Hundreds of spectators were leaving even before the catastrophe of Sunderland’s third. Poor old Ashley did well to summon enough strength to get back to cover his left flank, but then unbelievingly played the ball right into the path of Welbeck.

I have to be honest; Sunderland could have won 5-0. It was our worst home league defeat since a 0-3 reverse against Manchester United in 2002.

I absolutely hated to see all of those empty blue seats in the last five minutes. That ain’t Chelsea.

Oh well – unlike 1985, at least there wasn’t a full blown pitch invasion.

As I walked away from Stamford Bridge, a few thoughts entered my mind.

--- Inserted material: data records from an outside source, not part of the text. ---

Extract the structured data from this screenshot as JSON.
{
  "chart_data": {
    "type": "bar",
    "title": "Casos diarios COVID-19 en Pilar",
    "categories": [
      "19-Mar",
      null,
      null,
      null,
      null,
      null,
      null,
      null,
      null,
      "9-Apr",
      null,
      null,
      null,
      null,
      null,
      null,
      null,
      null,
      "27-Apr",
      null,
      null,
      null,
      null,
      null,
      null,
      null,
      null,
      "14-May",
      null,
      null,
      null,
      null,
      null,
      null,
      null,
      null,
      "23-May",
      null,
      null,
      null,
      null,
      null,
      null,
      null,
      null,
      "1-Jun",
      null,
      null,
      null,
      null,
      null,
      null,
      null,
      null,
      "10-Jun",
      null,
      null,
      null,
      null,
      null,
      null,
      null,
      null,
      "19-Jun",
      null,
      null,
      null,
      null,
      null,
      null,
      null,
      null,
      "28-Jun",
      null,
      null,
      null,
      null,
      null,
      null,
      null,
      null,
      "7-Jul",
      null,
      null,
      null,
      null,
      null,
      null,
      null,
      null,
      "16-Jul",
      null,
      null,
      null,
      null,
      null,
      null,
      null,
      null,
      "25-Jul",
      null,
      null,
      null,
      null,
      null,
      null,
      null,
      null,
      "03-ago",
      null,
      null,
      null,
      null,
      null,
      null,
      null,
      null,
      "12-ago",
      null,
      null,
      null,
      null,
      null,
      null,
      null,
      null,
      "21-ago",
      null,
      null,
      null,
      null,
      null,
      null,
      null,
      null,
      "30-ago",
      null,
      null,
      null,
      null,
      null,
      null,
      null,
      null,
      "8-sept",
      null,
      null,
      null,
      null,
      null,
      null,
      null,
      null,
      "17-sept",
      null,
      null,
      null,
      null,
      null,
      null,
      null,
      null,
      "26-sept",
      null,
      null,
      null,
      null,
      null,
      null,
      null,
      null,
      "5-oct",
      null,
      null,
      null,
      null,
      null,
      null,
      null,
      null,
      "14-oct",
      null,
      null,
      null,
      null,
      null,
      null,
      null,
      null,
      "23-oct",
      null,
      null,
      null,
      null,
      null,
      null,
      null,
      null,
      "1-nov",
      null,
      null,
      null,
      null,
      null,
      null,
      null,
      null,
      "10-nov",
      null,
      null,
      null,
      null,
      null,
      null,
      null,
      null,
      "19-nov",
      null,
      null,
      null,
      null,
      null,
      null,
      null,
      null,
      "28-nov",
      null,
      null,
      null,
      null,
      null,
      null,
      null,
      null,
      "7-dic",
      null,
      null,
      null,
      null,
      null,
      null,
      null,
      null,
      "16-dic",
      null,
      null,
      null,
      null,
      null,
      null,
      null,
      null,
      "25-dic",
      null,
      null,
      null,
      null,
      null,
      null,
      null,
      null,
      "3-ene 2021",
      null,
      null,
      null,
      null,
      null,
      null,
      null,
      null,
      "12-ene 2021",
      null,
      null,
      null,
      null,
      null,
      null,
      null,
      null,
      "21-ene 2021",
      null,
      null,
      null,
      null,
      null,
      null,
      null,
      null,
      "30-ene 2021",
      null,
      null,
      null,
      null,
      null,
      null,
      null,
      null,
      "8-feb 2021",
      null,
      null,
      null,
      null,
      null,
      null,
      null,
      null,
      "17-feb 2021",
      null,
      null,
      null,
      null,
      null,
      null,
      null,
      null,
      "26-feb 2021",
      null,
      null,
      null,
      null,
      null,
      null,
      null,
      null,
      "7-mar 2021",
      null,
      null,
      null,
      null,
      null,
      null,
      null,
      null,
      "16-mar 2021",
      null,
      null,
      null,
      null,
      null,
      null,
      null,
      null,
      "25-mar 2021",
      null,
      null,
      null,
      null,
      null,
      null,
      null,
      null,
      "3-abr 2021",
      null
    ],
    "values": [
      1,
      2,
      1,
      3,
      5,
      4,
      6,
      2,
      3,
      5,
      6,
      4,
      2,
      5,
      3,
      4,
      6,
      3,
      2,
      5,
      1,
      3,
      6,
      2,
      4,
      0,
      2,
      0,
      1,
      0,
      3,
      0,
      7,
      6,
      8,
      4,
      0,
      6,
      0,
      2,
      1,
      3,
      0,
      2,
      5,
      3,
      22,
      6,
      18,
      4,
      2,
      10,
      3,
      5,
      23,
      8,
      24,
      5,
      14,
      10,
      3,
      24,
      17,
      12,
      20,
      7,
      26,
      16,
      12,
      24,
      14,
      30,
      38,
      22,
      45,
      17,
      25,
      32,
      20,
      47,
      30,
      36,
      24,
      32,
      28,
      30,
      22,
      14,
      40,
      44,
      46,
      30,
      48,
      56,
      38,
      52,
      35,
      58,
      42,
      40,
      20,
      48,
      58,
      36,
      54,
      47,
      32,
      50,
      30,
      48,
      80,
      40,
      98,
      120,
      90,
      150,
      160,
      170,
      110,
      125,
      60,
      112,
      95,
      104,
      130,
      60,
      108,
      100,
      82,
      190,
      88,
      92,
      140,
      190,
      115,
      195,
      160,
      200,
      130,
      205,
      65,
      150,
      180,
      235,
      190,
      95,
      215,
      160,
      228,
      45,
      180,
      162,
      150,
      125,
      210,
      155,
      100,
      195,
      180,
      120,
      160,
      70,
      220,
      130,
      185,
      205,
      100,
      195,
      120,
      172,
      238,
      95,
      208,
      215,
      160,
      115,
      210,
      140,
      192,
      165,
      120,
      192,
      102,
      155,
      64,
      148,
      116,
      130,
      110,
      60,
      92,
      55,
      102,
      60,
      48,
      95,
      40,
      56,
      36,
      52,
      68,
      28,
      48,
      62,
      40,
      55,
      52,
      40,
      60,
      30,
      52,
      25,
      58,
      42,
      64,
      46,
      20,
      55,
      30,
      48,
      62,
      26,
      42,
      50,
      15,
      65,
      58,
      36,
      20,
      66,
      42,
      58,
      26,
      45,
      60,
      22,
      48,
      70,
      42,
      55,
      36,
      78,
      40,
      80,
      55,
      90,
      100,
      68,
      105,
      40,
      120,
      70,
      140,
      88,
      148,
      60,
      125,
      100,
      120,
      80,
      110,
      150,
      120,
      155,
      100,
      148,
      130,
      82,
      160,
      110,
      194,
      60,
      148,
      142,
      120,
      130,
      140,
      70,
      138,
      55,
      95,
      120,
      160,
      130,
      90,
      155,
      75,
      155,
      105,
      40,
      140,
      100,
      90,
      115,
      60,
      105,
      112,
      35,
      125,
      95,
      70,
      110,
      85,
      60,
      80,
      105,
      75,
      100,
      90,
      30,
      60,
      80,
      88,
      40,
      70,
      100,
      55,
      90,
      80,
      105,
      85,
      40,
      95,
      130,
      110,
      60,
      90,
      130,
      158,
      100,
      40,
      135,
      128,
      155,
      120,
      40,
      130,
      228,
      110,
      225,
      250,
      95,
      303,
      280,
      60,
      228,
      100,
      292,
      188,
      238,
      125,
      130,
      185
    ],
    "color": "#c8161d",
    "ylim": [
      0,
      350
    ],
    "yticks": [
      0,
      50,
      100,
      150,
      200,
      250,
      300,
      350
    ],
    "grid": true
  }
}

Why are those two Chelsea fans behind me smiling and laughing? When will the texts start? How the hell did we let in three in one home game? Is the mitigating circumstance of being without JT, Lamps, Ess and Alex a valid excuse for this lacklustre show? Will I get rid of my spare ticket for Birmingham next week? Will Kelly be returning soon? Is the CIA website in meltdown? Where is that Lesbian restaurant?

Kelly texted me – “3 games, 1 goal, thousands of pounds – loved every moment.”

Back at the car, the texts were coming through. There was one from Del, a Liverpool fan, who commented that, all of a sudden, we weren’t so Butch. As we drove out of the darkened West London streets, Parky and I got a few things off our chest about our poor performance, but were soon looking forward to the game at St. Andrews next Saturday, where there will be 4,000 noisy Chelsea fans encamped behind the goal. It is likely that there will be another weakened Chelsea team on the pitch and we will be facing tough and workmanlike opposition.

There will be no hiding place. We’ll need to be together. Let’s go.